Youth and adults report using e-cigarettes for a variety of reasons, including curiosity, appealing flavors, friends’ use, and the desire to use a product that is less harmful than cigarettes [17,18]. Youth and young adults also report using e-cigarettes to perform vape tricks, where they inhale and exhale e-cigarette aerosol in patterns to create visual effects or attempt to create the largest cloud of aerosol [19,20]. In a recent, nonrepresentative survey of adolescents recruited through social media, 78% reported having tried performing vape tricks and the majority had watched them being performed in person (84%) or online (74%) [21]. Most tricks are performed using advanced devices that reach high temperatures, producing greater levels of harmful chemicals [9]. Performing vape tricks may also involve different puffing patterns than ad-lib use. If vape tricks require deeper or longer inhalations, this pattern could potentially result in increased exposure to harmful emissions.

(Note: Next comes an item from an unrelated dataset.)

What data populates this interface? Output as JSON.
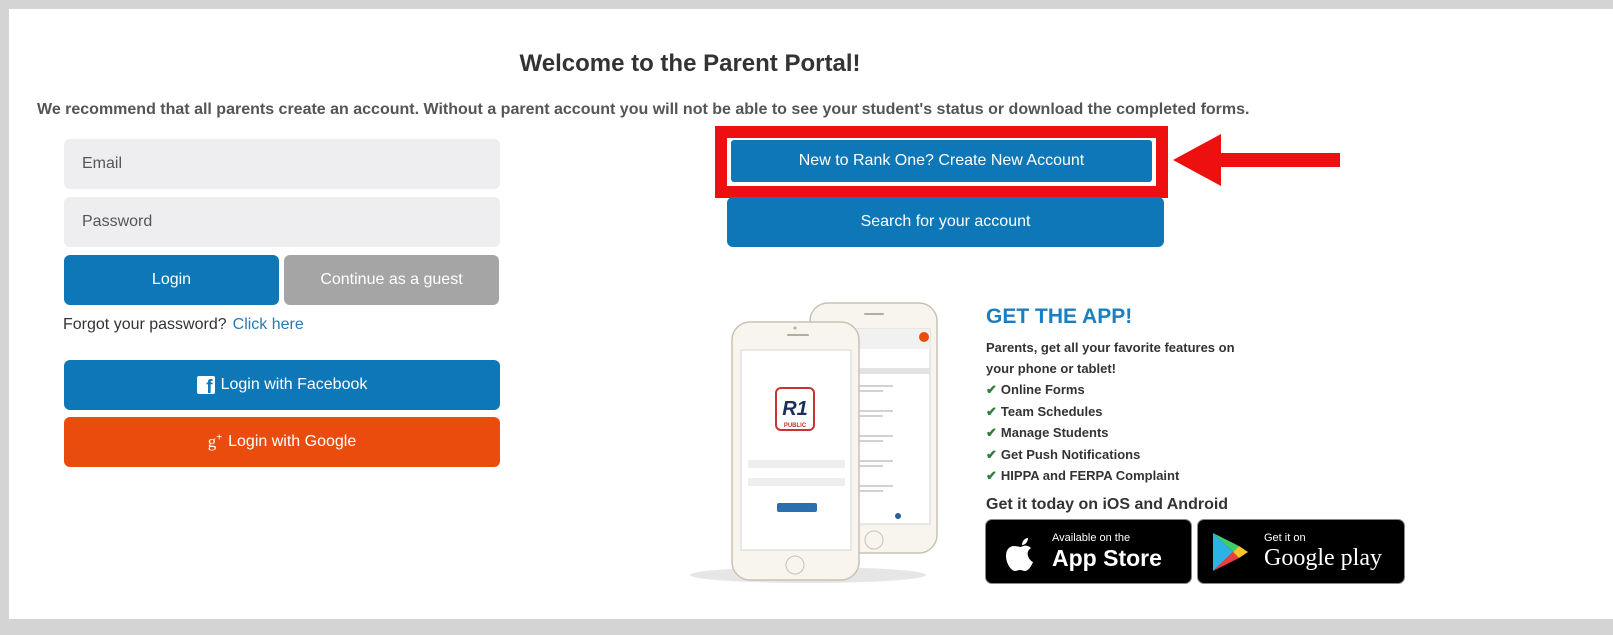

The population-wide prevalence of vape trick behavior is not yet known, nor is the exact level of harm associated with vape tricks. In an attempt to begin addressing this gap, this paper describes the protocol of a feasibility study where the primary aim is to collect and compare the heart rate, breathing rate, and activity metrics associated with performing vape tricks alongside the metrics of standard ad-lib e-cigarette usage. A secondary outcome consists of using initial study results to program a smoking machine that will be used during subsequent study phases.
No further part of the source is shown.